CBK deters banks with six-year- high emergency loan rate

The Central Bank of Kenya, Nairobi. 

The Central Bank of Kenya, Nairobi. The next leadership of the Central Bank of Kenya (CBK) must ponder and wade through the assignment to sharpen deliverables, given the worsening economic conditions and a tradition of bank balance sheets tight-fisted with loans. 

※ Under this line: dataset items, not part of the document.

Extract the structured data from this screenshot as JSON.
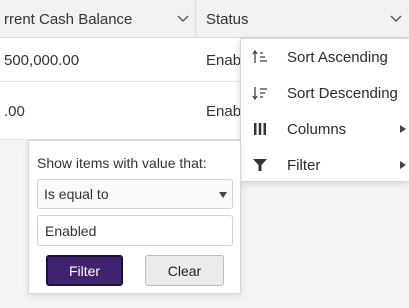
{
  "grid": {
    "headers": {
      "cash": "rrent Cash Balance",
      "status": "Status"
    },
    "rows": [
      {
        "cash": "500,000.00",
        "status": "Enab"
      },
      {
        "cash": ".00",
        "status": "Enab"
      }
    ]
  },
  "column_menu": {
    "items": [
      {
        "label": "Sort Ascending",
        "icon": "sort-ascending-icon"
      },
      {
        "label": "Sort Descending",
        "icon": "sort-descending-icon"
      },
      {
        "label": "Columns",
        "icon": "columns-icon",
        "has_submenu": true
      },
      {
        "label": "Filter",
        "icon": "filter-icon",
        "has_submenu": true
      }
    ]
  },
  "filter_panel": {
    "prompt": "Show items with value that:",
    "operator": "Is equal to",
    "value": "Enabled",
    "filter_button": "Filter",
    "clear_button": "Clear"
  },
  "colors": {
    "filter_button_bg": "#3e236f",
    "header_bg": "#f1f2f4",
    "page_bg": "#f3f4f6"
  }
}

Photo credit: Dennis Onsongo | Nation Media Group

The interest rate at which commercial banks borrow from the Central Bank of Kenya (CBK) has risen to a six-year high, pointing to an effort by the regulator to discourage lenders from taking excessive risk in the hope that it would come to their assistance with emergency credit.

The latest data shows the CBK discount window rate increased to 15.5 per cent on March 29—the highest since March 19, 2018, and an increase from 13 per cent at the start of the year.

The CBK runs a “discount window” from which banks can tap funds as a last resort after exhausting all other avenues, including borrowing from one another.

Transactions here occur through reverse repos, which are commonly used by the CBK to advance short-term capital to other businesses during cash-flow challenges.

They involve the purchase of government securities by the Central Bank from commercial banks.

According to CBK Annual Report 2022, it lent banks Sh91.86 billion in the year ended June through emergency support tools such as rediscounting Treasury bills and bonds, deposits and repurchase agreements (Repos)— treasuries cashed at the CBK with a promise to buy them back in future.

The amount included Sh20.04 billion as an impairment allowance set aside by CBK, an indication that the banks being supported were becoming riskier.

The loans had grown from Sh75.51 billion in the year ended June 2021, including an impairment allowance of Sh15.97 billion. This has been a jump from Sh67.2 billion lent as of June 2020.

Borrowing from the regulator through the discount window facility is often seen as an indication that the appropriating bank is desperate for money and cannot get it from other banks in the interbank market—putting them at risk of a fallout with investors and depositors.

The jump in the rate comes when liquidity in the market has thinned, indicating that banks could be resorting to CBK support in the market.

The rate at which banks lend to each other –interbank rate- jumped to 8.4594 per cent on April 13, four years and eight months high since August 6, 2018, when it was recorded at 8.7321 per cent.

This comes amid tightened liquidity in the market due to a rise in base lending rates and subsequent short-term government securities rates as banks are forced to attract larger depositors to keep their money with them instead of lending to the State.

The tight liquidity is on the back of a hike in the base lending rate to the highest level in five years to curb inflation.

The central bank rate (CBR) increased to 9.50 percent in March from 8.75 percent.

High returns on short-term government securities signal a preference for lending to the State even by large corporations and high-net-worth individuals, which would attract higher yields than the banks’ deposit rates.

The tight liquidity is on the back of surging inflation and low firms’ revenues creating a growing pool of distressed borrowers in the economy and risking to increase defaults.

This has been a stretch from the impact of the Covid-19 period and prolonged political uncertainty in the wake of the disputed presidential vote which slowed economic activities.